Time series forecasting has attracted significant attention in recent decades. Previous studies have demonstrated that the Channel-Independent (CI) strategy improves forecasting performance by treating different channels individually, while it leads to poor generalization on unseen instances and ignores potentially necessary interactions between channels. Conversely, the Channel-Dependent (CD) strategy mixes all channels with even irrelevant and indiscriminate information, which, however, results in oversmoothing issues and limits forecasting accuracy. There is a lack of channel strategy that effectively balances individual channel treatment for improved forecasting performance without overlooking essential interactions between channels.

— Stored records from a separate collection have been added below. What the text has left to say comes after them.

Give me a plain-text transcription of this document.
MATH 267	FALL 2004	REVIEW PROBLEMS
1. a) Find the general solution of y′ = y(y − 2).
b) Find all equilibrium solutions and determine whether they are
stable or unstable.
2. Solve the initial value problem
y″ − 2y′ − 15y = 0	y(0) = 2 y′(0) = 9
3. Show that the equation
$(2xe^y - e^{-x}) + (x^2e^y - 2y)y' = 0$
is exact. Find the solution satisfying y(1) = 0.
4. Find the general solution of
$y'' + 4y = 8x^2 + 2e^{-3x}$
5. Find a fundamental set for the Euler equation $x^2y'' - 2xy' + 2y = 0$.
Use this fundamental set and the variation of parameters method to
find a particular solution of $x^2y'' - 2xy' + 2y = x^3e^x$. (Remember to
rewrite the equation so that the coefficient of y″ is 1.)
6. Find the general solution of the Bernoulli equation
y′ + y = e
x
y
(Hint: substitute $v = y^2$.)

Motivated by our observation of a correlation between the time series model's performance boost against channel mixing and the intrinsic similarity on a pair of channels, we developed a novel and adaptable Channel Clustering Module (CCM). CCM dynamically groups channels characterized by intrinsic similarities and leverages cluster identity instead of channel identity, combining the best of CD and CI worlds. Extensive experiments on real-world datasets demonstrate that CCM can (1) boost the performance of CI and CD models by an average margin of 2.4% and 7.2% on long-term and short-term forecasting, respectively; (2) enable zero-shot forecasting with mainstream time series forecasting models; (3) uncover intrinsic time series patterns among channels and improve interpretability of complex time series models.